The midterms are coming, and the GOP is terrified of losing the House by a wide margin. Their panic is pushing them toward aggressive gerrymandering to minimize the damage. This isn’t just electoral fear — it’s existential fear. A political movement structurally dependent on minority rule sees every election as a survival test. The math is brutal: they’re losing population centers, young voters, and college-educated voters. Gerrymandering has shifted from being a tactic to being life support.
That dependency creates a trap: desperate measures stop feeling desperate and start feeling necessary. The party that once claimed to represent “real America” knows real America is increasingly rejecting them. So they’ve made their choice — if they can’t win voters, they’ll redraw districts. If they can’t expand their base, they’ll restrict the franchise. If they can’t win fairly, they’ll rig the rules.
Democrats can’t just sit back, point out GOP corruption, and assume voters will reward them for moral decency. Most Republican voters already know their party is corrupt — but they see that corruption as proof of strength, loyalty, and willingness to fight for their tribe by any means necessary.
This is political trauma bonding:
the cycle of crisis creation (“they’re coming for your guns/jobs/culture”)
dependency (“only we can protect you”)
isolation (“the media lies, experts are corrupt”)
intermittent reinforcement (occasional wins to keep hope alive),
and identity fusion (leaving means losing yourself).
You can’t break that with fact-checks or appeals to reason. This relationship is emotional and psychological, not logical. That’s why the “they’ll come to their senses” approach has failed for years — it assumes a rationality that isn’t there.
And that’s why Newsom’s strategy matters. He’s promised to respond to GOP gerrymandering with equal force — and every Democratic-controlled state should do the same. Never doubt the need to follow through.
So yes — go Newsom.
But more than that: go every Democratic governor, state legislature, and official who understands that this moment calls for strategy, not moral posturing.
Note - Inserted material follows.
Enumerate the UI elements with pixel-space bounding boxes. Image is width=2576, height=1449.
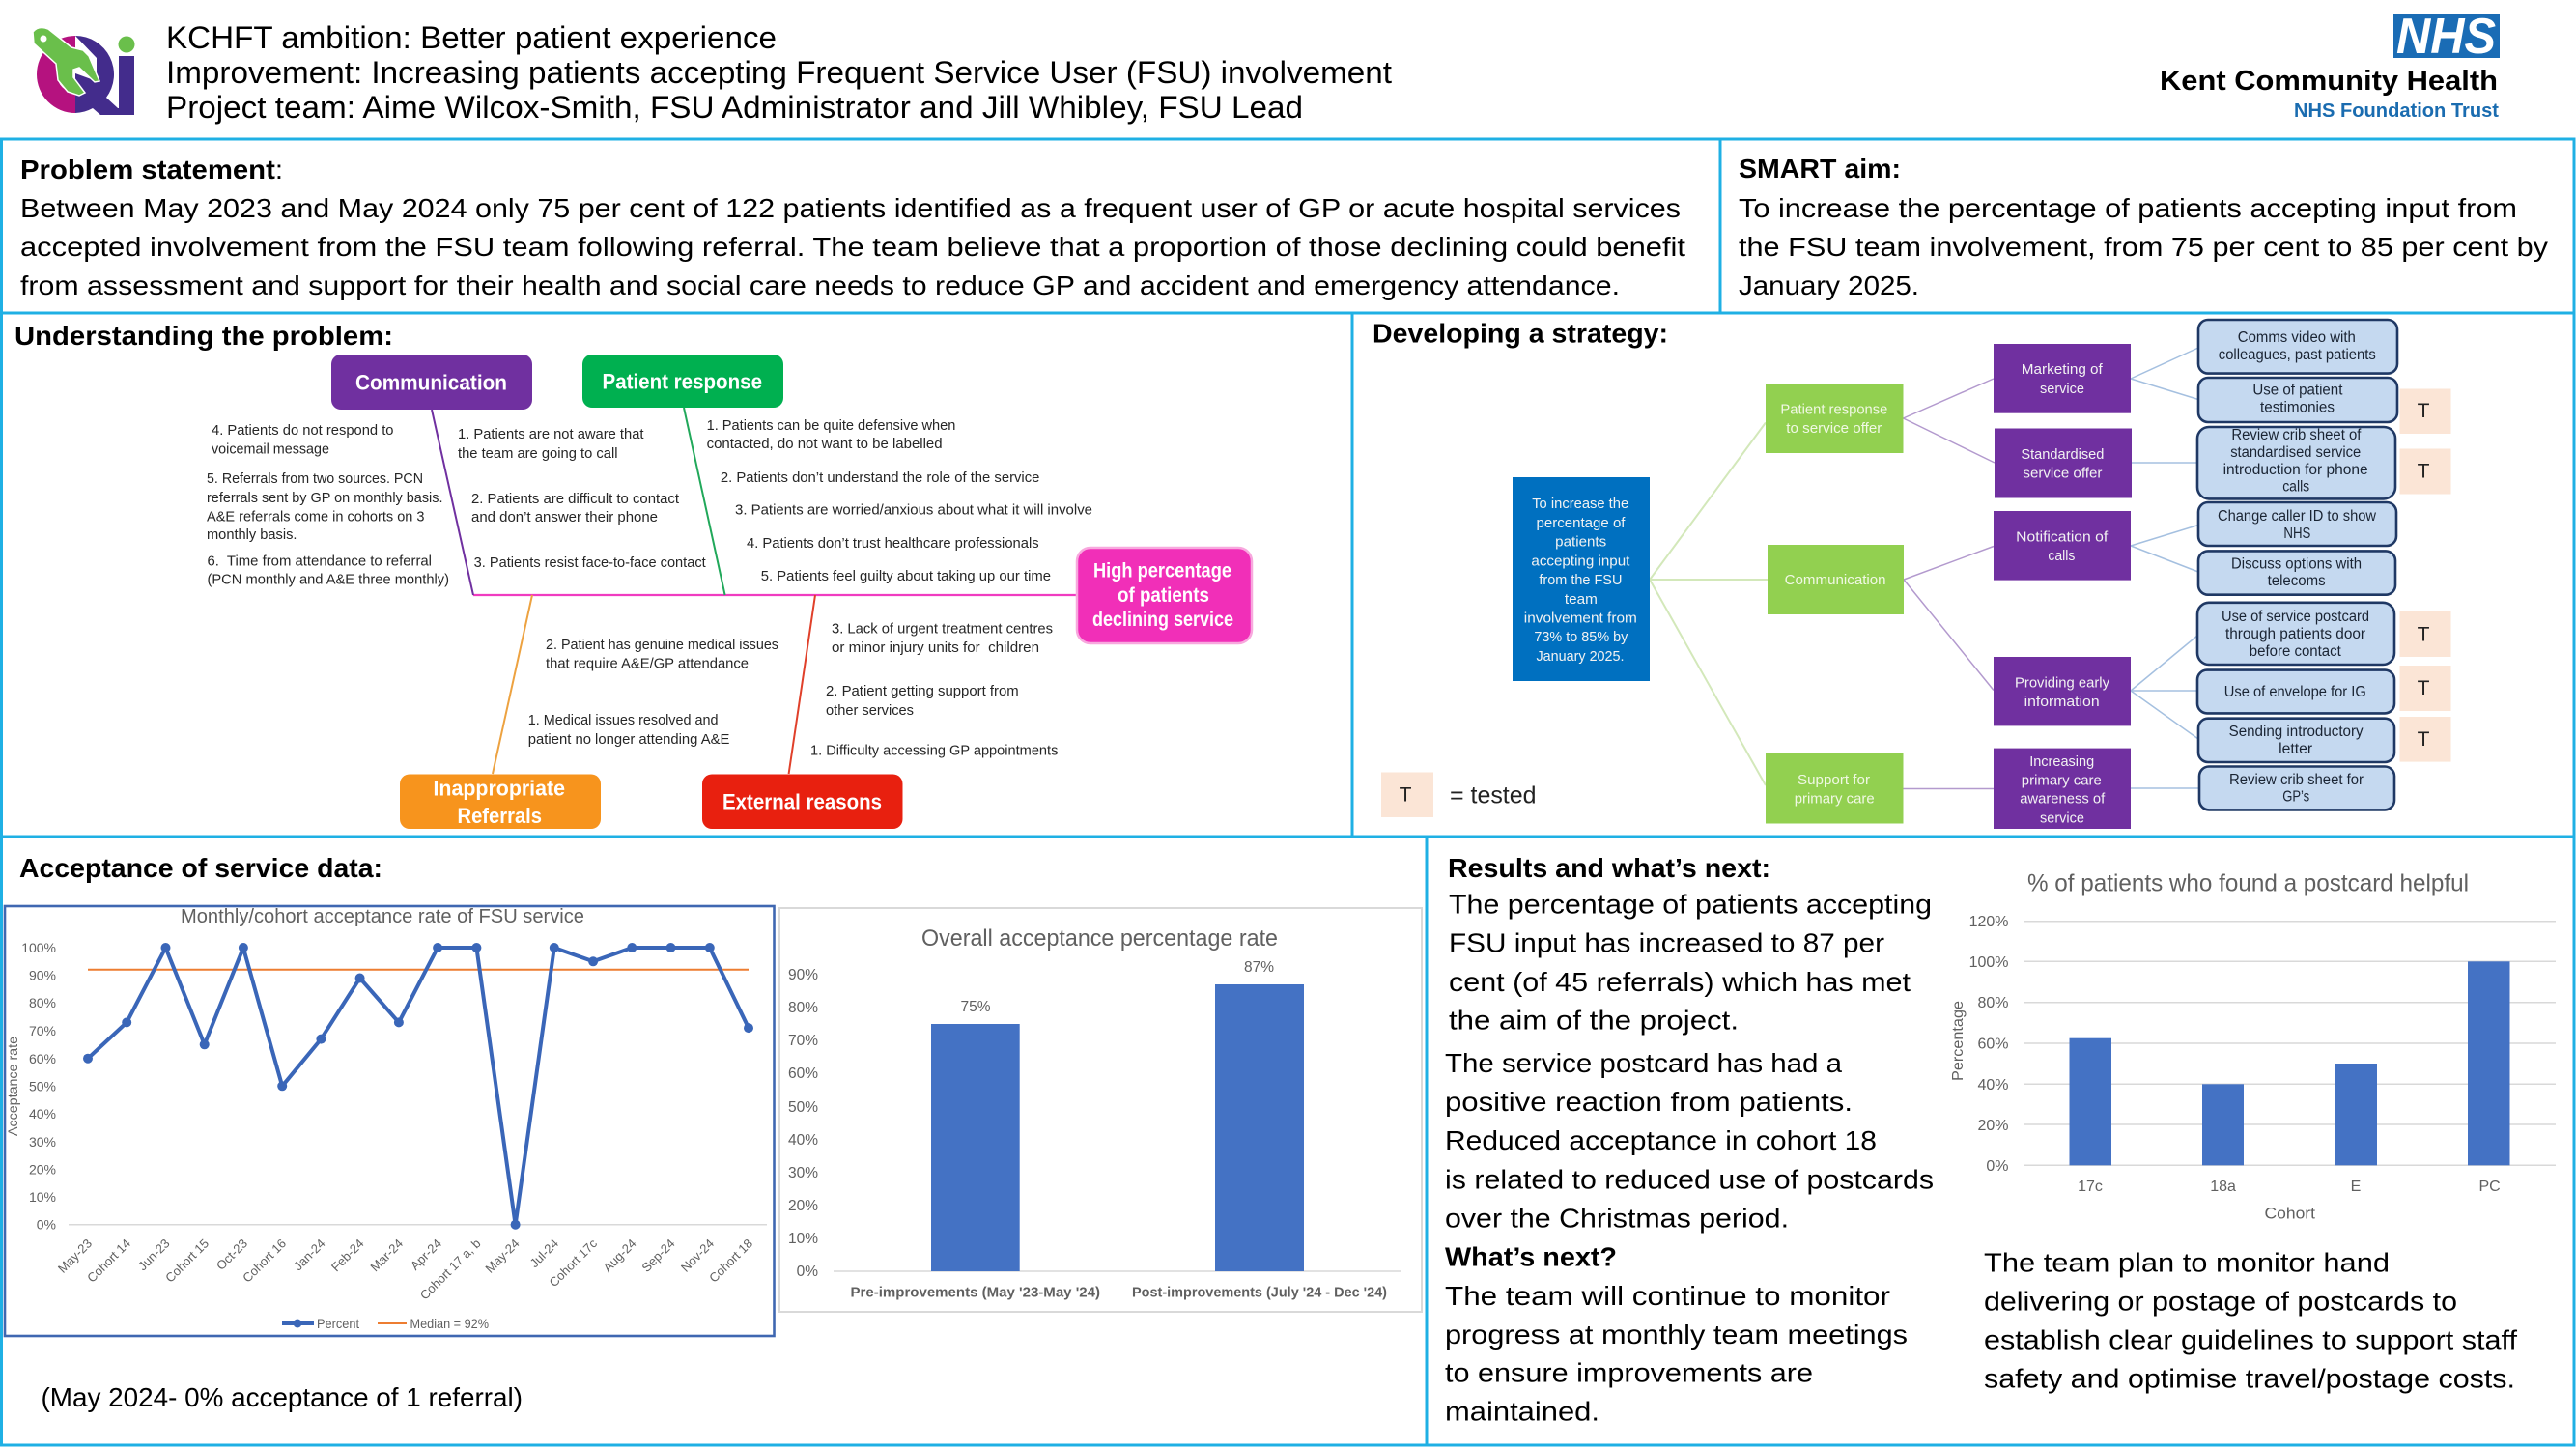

The time for unilateral good faith is over. The time for reciprocal hardball has begun.
The 2026 test isn’t whether Democrats can stop authoritarianism with noble resistance. It’s whether they can stop it with strategic competence — matching authoritarian intensity without abandoning democratic purpose. Fighting fire with fire while making sure the fight is for something worth saving.
Newsom is showing the way.
The question is whether enough others will follow before the clock runs out.
As a native Californian, I haven't been a big fan of Newsom over the years - he's been too slick, too close to the rich, showing style over substance. Who knew that that last trait would prove to be just what the Democrats could use in preparation for 2026. He may be just the voice to lead the Democrats out of their policy-bound wilderness.
Great article! Newsom is out there trolling Trump and the republicans. I love it.